2 Explain the similarities and differences among target costing, kaizen costing, and life cycle costing.
3 Identify three products for which target costing and kaizen costing could be used. Identify three products for which target costing and kaizen costing would be inappropriate.
4 Explain the value chain and list the ways that value chain analysis benefits organizations.
5 Explain the target costing cycle, and discuss the decision criteria used to determine whether a product will be
manufactured using a target costing approach.
6 Explain cost–based pricing and give an example that shows how prices would be determined using this method.
7 Explain market–based pricing and explain where managers and accountants can find information that would help them
set prices using this type of approach.
8 Supply chain analysis focuses particularly on one aspect of value chain analysis.
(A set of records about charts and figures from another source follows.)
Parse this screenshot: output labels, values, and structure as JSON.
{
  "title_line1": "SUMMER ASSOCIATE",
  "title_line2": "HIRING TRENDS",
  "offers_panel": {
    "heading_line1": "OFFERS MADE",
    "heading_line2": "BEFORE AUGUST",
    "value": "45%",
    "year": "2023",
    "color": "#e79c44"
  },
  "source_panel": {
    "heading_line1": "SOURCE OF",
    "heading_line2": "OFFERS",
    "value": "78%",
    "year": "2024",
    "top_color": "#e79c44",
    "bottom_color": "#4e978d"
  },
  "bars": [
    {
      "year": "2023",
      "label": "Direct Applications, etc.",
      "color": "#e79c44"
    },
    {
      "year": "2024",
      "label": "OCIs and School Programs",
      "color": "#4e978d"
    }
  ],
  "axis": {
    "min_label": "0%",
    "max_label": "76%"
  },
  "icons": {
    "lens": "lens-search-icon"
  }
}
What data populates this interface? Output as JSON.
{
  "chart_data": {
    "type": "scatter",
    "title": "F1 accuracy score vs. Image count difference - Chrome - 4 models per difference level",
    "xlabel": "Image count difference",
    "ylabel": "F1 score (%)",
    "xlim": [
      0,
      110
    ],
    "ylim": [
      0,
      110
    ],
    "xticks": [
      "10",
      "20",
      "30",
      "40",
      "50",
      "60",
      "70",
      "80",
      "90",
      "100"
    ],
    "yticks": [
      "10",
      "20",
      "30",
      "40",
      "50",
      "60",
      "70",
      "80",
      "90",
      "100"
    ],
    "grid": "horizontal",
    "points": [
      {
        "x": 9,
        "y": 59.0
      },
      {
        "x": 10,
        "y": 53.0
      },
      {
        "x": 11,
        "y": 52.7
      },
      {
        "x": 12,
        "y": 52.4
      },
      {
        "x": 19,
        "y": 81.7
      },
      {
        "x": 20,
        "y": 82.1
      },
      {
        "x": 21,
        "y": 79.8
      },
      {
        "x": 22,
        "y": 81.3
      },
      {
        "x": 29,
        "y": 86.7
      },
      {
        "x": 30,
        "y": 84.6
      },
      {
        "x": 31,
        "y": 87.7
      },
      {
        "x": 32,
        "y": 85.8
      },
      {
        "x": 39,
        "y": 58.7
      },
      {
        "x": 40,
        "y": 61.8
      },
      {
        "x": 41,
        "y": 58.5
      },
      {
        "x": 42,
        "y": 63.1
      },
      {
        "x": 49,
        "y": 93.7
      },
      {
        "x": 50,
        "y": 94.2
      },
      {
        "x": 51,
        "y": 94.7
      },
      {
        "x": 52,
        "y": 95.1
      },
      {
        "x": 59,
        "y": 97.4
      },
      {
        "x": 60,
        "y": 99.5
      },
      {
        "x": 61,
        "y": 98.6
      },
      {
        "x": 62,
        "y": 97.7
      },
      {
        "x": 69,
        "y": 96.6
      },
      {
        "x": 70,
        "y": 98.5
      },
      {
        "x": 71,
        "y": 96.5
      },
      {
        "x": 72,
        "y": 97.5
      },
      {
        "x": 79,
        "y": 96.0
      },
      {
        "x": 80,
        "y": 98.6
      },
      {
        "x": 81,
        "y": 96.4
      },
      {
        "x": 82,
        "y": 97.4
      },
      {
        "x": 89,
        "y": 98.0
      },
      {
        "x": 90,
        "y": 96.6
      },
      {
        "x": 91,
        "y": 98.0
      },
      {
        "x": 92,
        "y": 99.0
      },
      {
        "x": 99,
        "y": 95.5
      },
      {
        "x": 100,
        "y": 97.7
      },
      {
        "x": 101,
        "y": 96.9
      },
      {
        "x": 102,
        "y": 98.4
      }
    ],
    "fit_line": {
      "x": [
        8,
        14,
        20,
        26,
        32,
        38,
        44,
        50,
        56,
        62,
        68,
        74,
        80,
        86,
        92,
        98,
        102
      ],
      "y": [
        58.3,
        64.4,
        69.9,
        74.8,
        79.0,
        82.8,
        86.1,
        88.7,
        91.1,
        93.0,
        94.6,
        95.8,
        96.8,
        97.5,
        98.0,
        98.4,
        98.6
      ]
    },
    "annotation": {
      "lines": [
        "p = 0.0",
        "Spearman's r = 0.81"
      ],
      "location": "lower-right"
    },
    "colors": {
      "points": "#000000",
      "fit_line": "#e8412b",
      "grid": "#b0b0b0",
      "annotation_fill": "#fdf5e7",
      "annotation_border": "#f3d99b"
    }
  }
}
Explain how supply chain analysis is
performed and how it relates to value chain analysis.
9 List some common advantages and disadvantages for target and kaizen costing.
10 If fixed costs are included in the marked up costs used in setting cost–based prices, a problem may occur when demand
declines. Describe this problem.
11 Explain why not–for–profit organizations do not always set prices so that their operating costs are recovered.
12 List three ways that accounting functions can be improved under a lean accounting system.
13 What is value stream analysis and why do organizations use it?
14 Why is NPV used for life–cycle costing but not for target or kaizen costing?
15 Describe the use of lean accounting applied to cellular manufacturing teams.